InSight/HP3

INterior exploration using Seismic Investigations, Geodesy and Heat transporT

Just six months after its launch in May 2018, the InSight lander touched down on the surface of Mars. The mission is part of NASA’s successful Discovery Program, and is, for the first time, intensively examining the interior of Earth’s planetary neighbour – its crust, mantle and core. While Earth has experienced many changes as a result of plate tectonics, Mars has undergone less radical change since its formation four-and-a-half billion years ago. Scientists are hoping that InSight will provide answers to questions regarding the earliest evolution of Mars and enable them to draw conclusions about the evolutionary history of both the Red Planet and Earth. The landing site in Elysium Planum is located in the northern lowlands, approximately 1500 kilometres south of the Elysium Mons volcano.

After the landing, the Seismic Experiment for Interior Structure (SEIS) started to record the seismic waves from ‘Marsquakes’ and to provide data to understand the planet’s history. The Rotation and Interior Structure Experiment (RISE) is registering very small changes in the alignment of the planet’s axis and allowing conclusions to be drawn about its interior structure. DLR has sent a heat flow probe to the Red Planet, namely the Heat Flow and Physical Properties Package (HP3). The probe is nicknamed ‘the Mole’ and has begun using an internal hammering mechanism to drive itself into the subsurface, with the goal of reaching a depth of five metres and carrying temperature sensors into the ground.

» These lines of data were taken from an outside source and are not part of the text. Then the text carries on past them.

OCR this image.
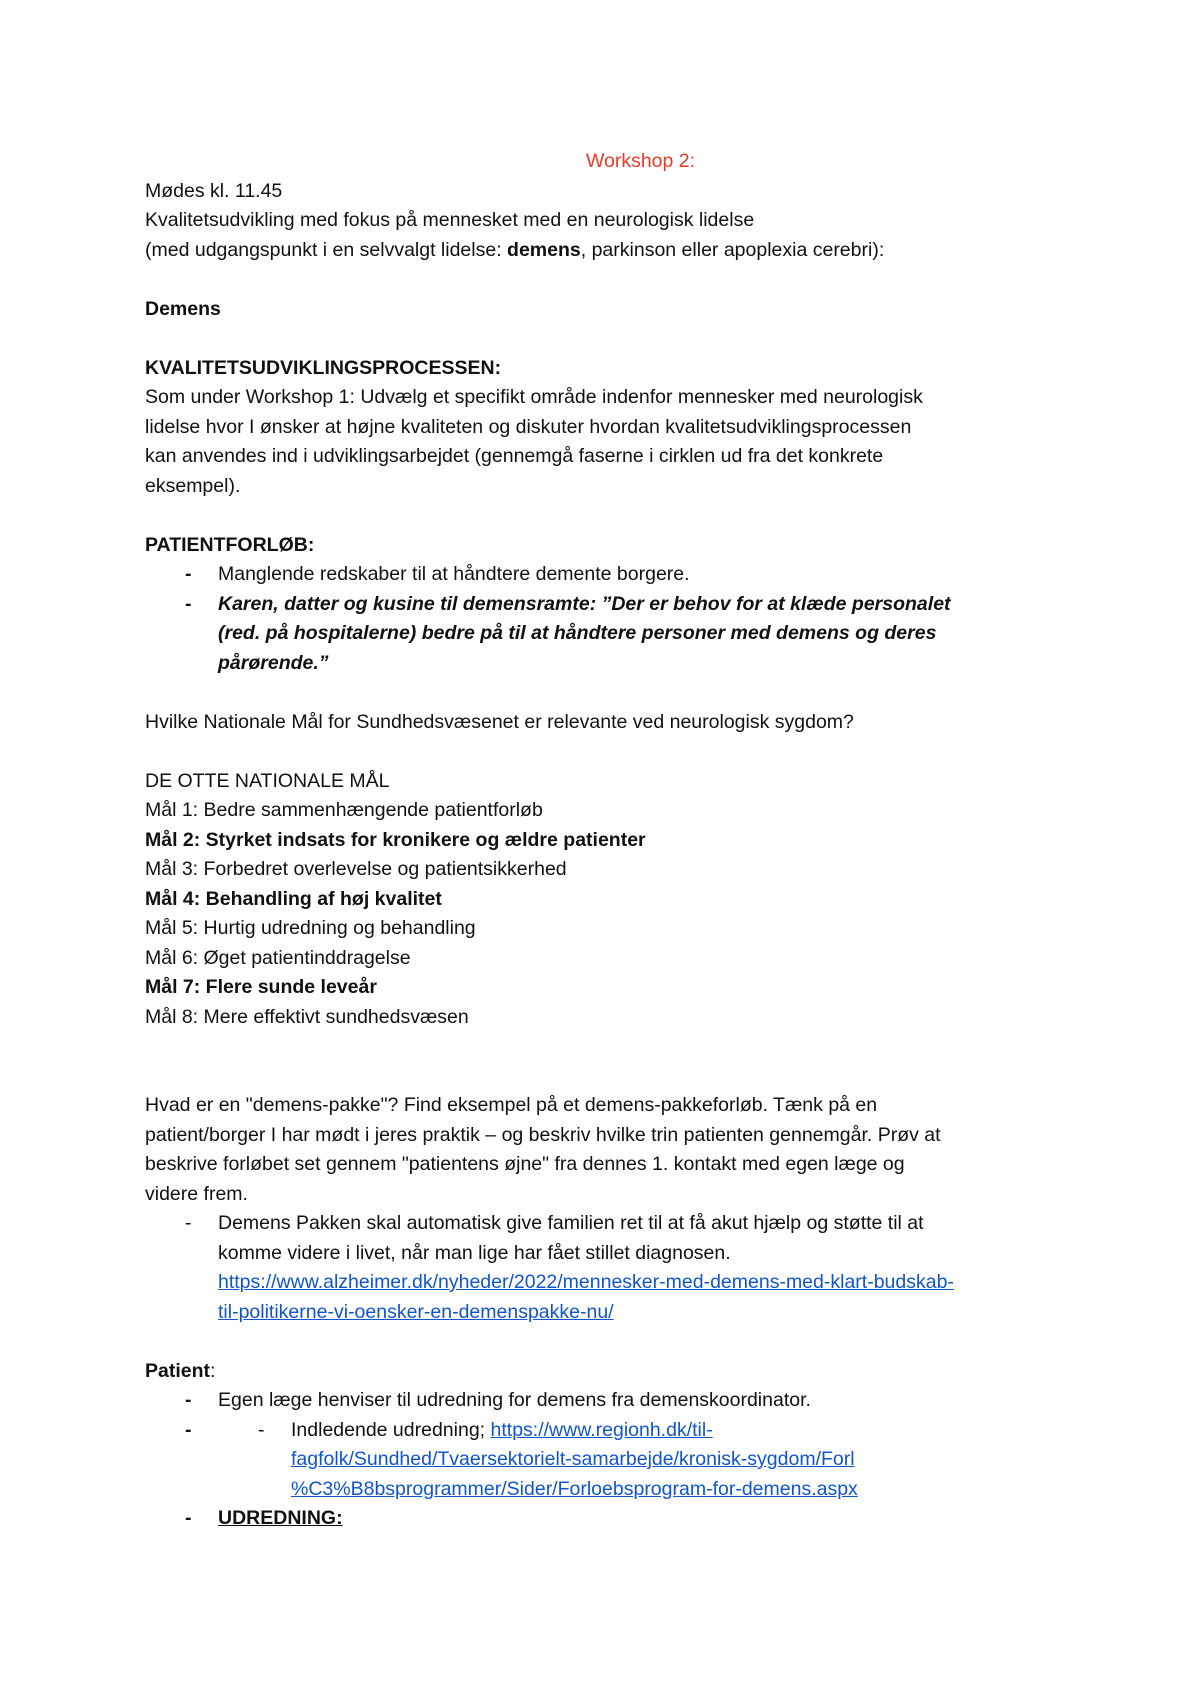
Workshop 2:
Mødes kl. 11.45
Kvalitetsudvikling med fokus på mennesket med en neurologisk lidelse
(med udgangspunkt i en selvvalgt lidelse: demens, parkinson eller apoplexia cerebri):
Demens
KVALITETSUDVIKLINGSPROCESSEN:
Som under Workshop 1: Udvælg et specifikt område indenfor mennesker med neurologisk
lidelse hvor I ønsker at højne kvaliteten og diskuter hvordan kvalitetsudviklingsprocessen
kan anvendes ind i udviklingsarbejdet (gennemgå faserne i cirklen ud fra det konkrete
eksempel).
PATIENTFORLØB:
- Manglende redskaber til at håndtere demente borgere.
- Karen, datter og kusine til demensramte: ”Der er behov for at klæde personalet
(red. på hospitalerne) bedre på til at håndtere personer med demens og deres
pårørende.”
Hvilke Nationale Mål for Sundhedsvæsenet er relevante ved neurologisk sygdom?
DE OTTE NATIONALE MÅL
Mål 1: Bedre sammenhængende patientforløb
Mål 2: Styrket indsats for kronikere og ældre patienter
Mål 3: Forbedret overlevelse og patientsikkerhed
Mål 4: Behandling af høj kvalitet
Mål 5: Hurtig udredning og behandling
Mål 6: Øget patientinddragelse
Mål 7: Flere sunde leveår
Mål 8: Mere effektivt sundhedsvæsen
Hvad er en "demens-pakke"? Find eksempel på et demens-pakkeforløb. Tænk på en
patient/borger I har mødt i jeres praktik – og beskriv hvilke trin patienten gennemgår. Prøv at
beskrive forløbet set gennem "patientens øjne" fra dennes 1. kontakt med egen læge og
videre frem.
- Demens Pakken skal automatisk give familien ret til at få akut hjælp og støtte til at
komme videre i livet, når man lige har fået stillet diagnosen.
https://www.alzheimer.dk/nyheder/2022/mennesker-med-demens-med-klart-budskab-
til-politikerne-vi-oensker-en-demenspakke-nu/
Patient:
- Egen læge henviser til udredning for demens fra demenskoordinator.
- - Indledende udredning; https://www.regionh.dk/til-
fagfolk/Sundhed/Tvaersektorielt-samarbejde/kronisk-sygdom/Forl
%C3%B8bsprogrammer/Sider/Forloebsprogram-for-demens.aspx
- UDREDNING:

These sensors will supply temperature readings fully automatically and from various depths during an entire Martian year – the equivalent of two Earth years. An infrared radiometer will measure the diurnal temperature changes on the surface, and sensors inside the mole will measure the soil’s thermal conductivity. The combination of these data sets makes it possible to determine the heat flow from the planet’s interior. The instrument was primarily developed at the DLR Institute of Planetary Research and tested at the DLR Institute of Space Systems. Once InSight landed, DLR’s Microgravity User Support Center in Cologne took over HP3 operations.